Casino Royale - Titans of Cult Limited Edition Steelbook
The latest addition to the highly collectable Titans of Cult series this month, Daniel Craig’s first outing as James Bond remains one of his most enjoyable, kicking off a stpry arc that finally culminated with 2021's No Time to Die.
This new, 4K Steelbook edition arrives in stores on January 10 and comes bundled with an exclusive mini poster and enamel pin badge, as well as a range of bonus materials including crew commentaries, deleted scenes and several featurettes exploring the making of the film and the work of James Bond’s creator, Ian Fleming.
The Thing - Limited Collector's Edition
Several of horror icon John Carpenter’s classic films have been the subject of a limited reissue in recent months and in January his 1982 thriller The Thing becomes the latest of his movies to return to our stores in the form of a limited collector’s edition packed with exclusive goodies and bonus materials.
As well as 4K and Blu-ray presentations of the main feature, there’s also a bonus Blu-ray featuring Matthijs van Heijningen Jr.’s 2011 remake and an additional disc featuring Ennio Morricone’s original score. The bundle includes a booklet, a set of art cards and Matt Ferguson’s original film poster, while the list of extras includes commentary from Carpenter and star Kurt Russel, outtakes, trailers and more.
Italian filmmaker Mario Bava may not be as well-known these days as some of the directors who have cited his work as an influence, including Dario Argento, Martin Scorsese and Tim Burton, but in a career spanning four decades Bava created a body of work that would prove hugely influential on the generation that followed - particularly in the horror genre, which Bava helped define with films such as Black Sabbath and The Girl Who Knew Too Much.
His final feature film, Shock, co-directed with his son Lamberto Bava, returns to stores this month courtesy of a newly-restored reissue from Arrow Films. Due to arrive in stores on January 17, the reissue also includes new interviews with Lamberto Bava and co-writer Dardano Saccheti, commentary from Bava biographer Tim Lucas, and a featurette on Bava’s work by Stephen Thrower.
Master filmmaker Ingmar Bergman had already developed an impressive body of work by the late 1950s, but it was during this stage of his career that he began producing some of his most highly-regarded work, including two films both released in 1957; The Seventh Seal and this, Wild Strawberries, which followed closely behind.

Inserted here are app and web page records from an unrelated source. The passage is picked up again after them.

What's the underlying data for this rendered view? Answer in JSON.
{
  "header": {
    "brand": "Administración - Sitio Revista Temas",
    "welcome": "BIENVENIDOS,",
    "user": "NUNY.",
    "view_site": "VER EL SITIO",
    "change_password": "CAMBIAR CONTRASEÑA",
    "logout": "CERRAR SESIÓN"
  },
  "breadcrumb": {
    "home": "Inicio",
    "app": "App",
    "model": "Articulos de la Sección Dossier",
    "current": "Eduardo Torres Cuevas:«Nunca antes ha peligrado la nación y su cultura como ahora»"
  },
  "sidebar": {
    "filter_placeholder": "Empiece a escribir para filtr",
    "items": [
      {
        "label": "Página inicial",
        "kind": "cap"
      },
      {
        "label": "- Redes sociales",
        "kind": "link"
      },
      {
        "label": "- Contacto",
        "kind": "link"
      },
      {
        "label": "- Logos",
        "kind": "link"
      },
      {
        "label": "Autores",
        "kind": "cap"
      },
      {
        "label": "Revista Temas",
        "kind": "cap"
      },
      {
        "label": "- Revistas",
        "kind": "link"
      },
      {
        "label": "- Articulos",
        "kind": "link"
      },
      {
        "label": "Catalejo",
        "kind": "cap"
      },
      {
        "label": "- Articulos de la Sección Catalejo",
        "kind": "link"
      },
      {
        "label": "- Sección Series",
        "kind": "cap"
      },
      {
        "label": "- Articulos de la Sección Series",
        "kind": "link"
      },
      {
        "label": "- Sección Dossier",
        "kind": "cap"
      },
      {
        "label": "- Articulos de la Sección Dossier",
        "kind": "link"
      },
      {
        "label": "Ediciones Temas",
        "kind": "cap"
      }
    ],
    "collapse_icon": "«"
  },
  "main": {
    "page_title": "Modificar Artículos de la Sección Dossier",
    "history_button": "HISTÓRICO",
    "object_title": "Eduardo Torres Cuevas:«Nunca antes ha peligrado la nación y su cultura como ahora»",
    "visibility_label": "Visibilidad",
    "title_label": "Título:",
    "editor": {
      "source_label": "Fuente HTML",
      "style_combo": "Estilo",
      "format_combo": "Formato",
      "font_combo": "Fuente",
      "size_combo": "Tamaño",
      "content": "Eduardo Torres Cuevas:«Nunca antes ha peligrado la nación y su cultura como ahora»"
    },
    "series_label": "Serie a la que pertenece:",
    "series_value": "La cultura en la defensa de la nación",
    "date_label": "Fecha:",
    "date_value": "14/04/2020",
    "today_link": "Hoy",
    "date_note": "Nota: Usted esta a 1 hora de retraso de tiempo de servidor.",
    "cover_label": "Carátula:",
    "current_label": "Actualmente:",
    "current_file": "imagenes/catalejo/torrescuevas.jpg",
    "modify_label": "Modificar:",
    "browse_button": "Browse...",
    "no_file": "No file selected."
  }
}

Starring Victor Sjöström as a stubborn professor who sets out n a road trip, only to encounter several strangers who cause him to confront his own past, Wild Strawberries returns to stores this month via BFI reissue on January 17, presenting a restoration of the film on Blu-ray alongside an illustrated booklet detailing its production.

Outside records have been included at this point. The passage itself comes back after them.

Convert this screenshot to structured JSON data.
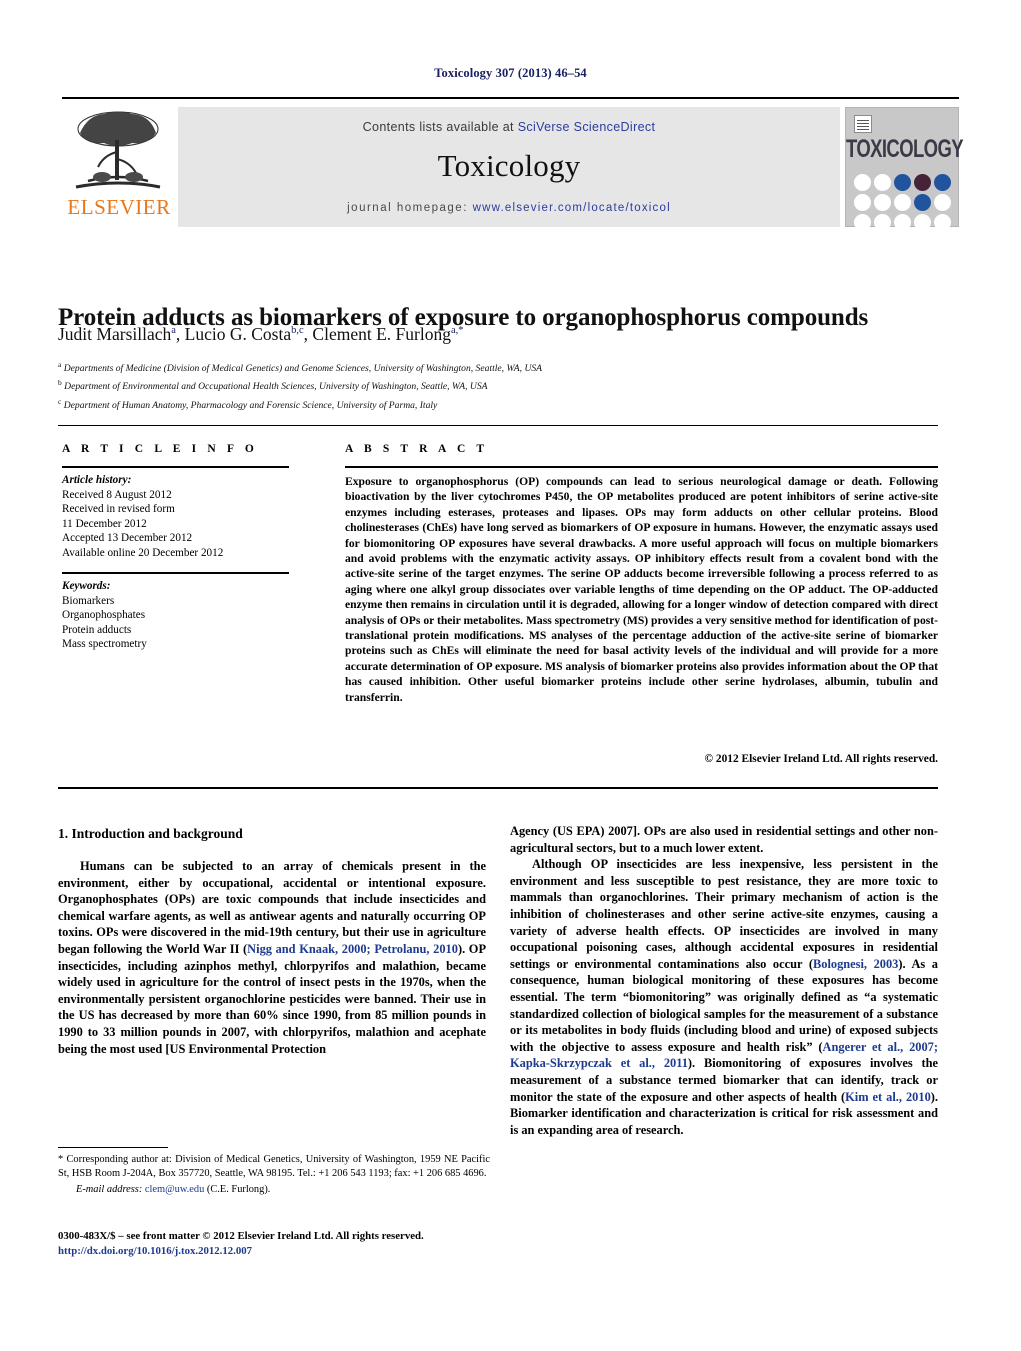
{
  "running_head": "Toxicology 307 (2013) 46–54",
  "masthead": {
    "contents_prefix": "Contents lists available at ",
    "contents_link": "SciVerse ScienceDirect",
    "journal_title": "Toxicology",
    "homepage_prefix": "journal homepage:",
    "homepage_url": "www.elsevier.com/locate/toxicol",
    "publisher_name": "ELSEVIER",
    "cover_word": "TOXICOLOGY",
    "accent_link_color": "#2b3c9e",
    "elsevier_orange": "#E8761B"
  },
  "article": {
    "title": "Protein adducts as biomarkers of exposure to organophosphorus compounds",
    "authors": [
      {
        "name": "Judit Marsillach",
        "sup": "a"
      },
      {
        "name": "Lucio G. Costa",
        "sup": "b,c"
      },
      {
        "name": "Clement E. Furlong",
        "sup": "a,*"
      }
    ],
    "affiliations": [
      {
        "mark": "a",
        "text": "Departments of Medicine (Division of Medical Genetics) and Genome Sciences, University of Washington, Seattle, WA, USA"
      },
      {
        "mark": "b",
        "text": "Department of Environmental and Occupational Health Sciences, University of Washington, Seattle, WA, USA"
      },
      {
        "mark": "c",
        "text": "Department of Human Anatomy, Pharmacology and Forensic Science, University of Parma, Italy"
      }
    ]
  },
  "article_info": {
    "heading": "A R T I C L E   I N F O",
    "history_label": "Article history:",
    "history": [
      "Received 8 August 2012",
      "Received in revised form",
      "11 December 2012",
      "Accepted 13 December 2012",
      "Available online 20 December 2012"
    ],
    "keywords_label": "Keywords:",
    "keywords": [
      "Biomarkers",
      "Organophosphates",
      "Protein adducts",
      "Mass spectrometry"
    ]
  },
  "abstract": {
    "heading": "A B S T R A C T",
    "body": "Exposure to organophosphorus (OP) compounds can lead to serious neurological damage or death. Following bioactivation by the liver cytochromes P450, the OP metabolites produced are potent inhibitors of serine active-site enzymes including esterases, proteases and lipases. OPs may form adducts on other cellular proteins. Blood cholinesterases (ChEs) have long served as biomarkers of OP exposure in humans. However, the enzymatic assays used for biomonitoring OP exposures have several drawbacks. A more useful approach will focus on multiple biomarkers and avoid problems with the enzymatic activity assays. OP inhibitory effects result from a covalent bond with the active-site serine of the target enzymes. The serine OP adducts become irreversible following a process referred to as aging where one alkyl group dissociates over variable lengths of time depending on the OP adduct. The OP-adducted enzyme then remains in circulation until it is degraded, allowing for a longer window of detection compared with direct analysis of OPs or their metabolites. Mass spectrometry (MS) provides a very sensitive method for identification of post-translational protein modifications. MS analyses of the percentage adduction of the active-site serine of biomarker proteins such as ChEs will eliminate the need for basal activity levels of the individual and will provide for a more accurate determination of OP exposure. MS analysis of biomarker proteins also provides information about the OP that has caused inhibition. Other useful biomarker proteins include other serine hydrolases, albumin, tubulin and transferrin.",
    "copyright": "© 2012 Elsevier Ireland Ltd. All rights reserved."
  },
  "body": {
    "section_heading": "1.  Introduction and background",
    "left_paragraphs": [
      {
        "parts": [
          {
            "t": "Humans can be subjected to an array of chemicals present in the environment, either by occupational, accidental or intentional exposure. Organophosphates (OPs) are toxic compounds that include insecticides and chemical warfare agents, as well as antiwear agents and naturally occurring OP toxins. OPs were discovered in the mid-19th century, but their use in agriculture began following the World War II ("
          },
          {
            "t": "Nigg and Knaak, 2000; Petrolanu, 2010",
            "ref": true
          },
          {
            "t": "). OP insecticides, including azinphos methyl, chlorpyrifos and malathion, became widely used in agriculture for the control of insect pests in the 1970s, when the environmentally persistent organochlorine pesticides were banned. Their use in the US has decreased by more than 60% since 1990, from 85 million pounds in 1990 to 33 million pounds in 2007, with chlorpyrifos, malathion and acephate being the most used [US Environmental Protection"
          }
        ]
      }
    ],
    "right_paragraphs": [
      {
        "indent": false,
        "parts": [
          {
            "t": "Agency (US EPA) 2007]. OPs are also used in residential settings and other non-agricultural sectors, but to a much lower extent."
          }
        ]
      },
      {
        "indent": true,
        "parts": [
          {
            "t": "Although OP insecticides are less inexpensive, less persistent in the environment and less susceptible to pest resistance, they are more toxic to mammals than organochlorines. Their primary mechanism of action is the inhibition of cholinesterases and other serine active-site enzymes, causing a variety of adverse health effects. OP insecticides are involved in many occupational poisoning cases, although accidental exposures in residential settings or environmental contaminations also occur ("
          },
          {
            "t": "Bolognesi, 2003",
            "ref": true
          },
          {
            "t": "). As a consequence, human biological monitoring of these exposures has become essential. The term “biomonitoring” was originally defined as “a systematic standardized collection of biological samples for the measurement of a substance or its metabolites in body fluids (including blood and urine) of exposed subjects with the objective to assess exposure and health risk” ("
          },
          {
            "t": "Angerer et al., 2007; Kapka-Skrzypczak et al., 2011",
            "ref": true
          },
          {
            "t": "). Biomonitoring of exposures involves the measurement of a substance termed biomarker that can identify, track or monitor the state of the exposure and other aspects of health ("
          },
          {
            "t": "Kim et al., 2010",
            "ref": true
          },
          {
            "t": "). Biomarker identification and characterization is critical for risk assessment and is an expanding area of research."
          }
        ]
      }
    ]
  },
  "footnotes": {
    "corresponding": "* Corresponding author at: Division of Medical Genetics, University of Washington, 1959 NE Pacific St, HSB Room J-204A, Box 357720, Seattle, WA 98195. Tel.: +1 206 543 1193; fax: +1 206 685 4696.",
    "email_label": "E-mail address:",
    "email": "clem@uw.edu",
    "email_suffix": " (C.E. Furlong).",
    "imprint": "0300-483X/$ – see front matter © 2012 Elsevier Ireland Ltd. All rights reserved.",
    "doi": "http://dx.doi.org/10.1016/j.tox.2012.12.007"
  }
}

Japanese director Yasuzo Masumura began his career studying film in Italy alongside Michaelangelo Anonioni and Federico Fellini, before returning to Japan and making his directorial debut in 1957 with Kisses – the first of more than 60 films to his name, spanning all genres from satire to drama.
Red Angel arrived in 1971 and tells the story of a nurse serving in the second Sino-Japanese war, with Ayako Wakao in the starring role. Newly restored and set to be reissued on January 17 by Arrow, the new edition includes a new introduction by Tony Rayns and a new commentary from cinema scholar David Dessner, as well as image galleries, trailers and an illustrated booklet.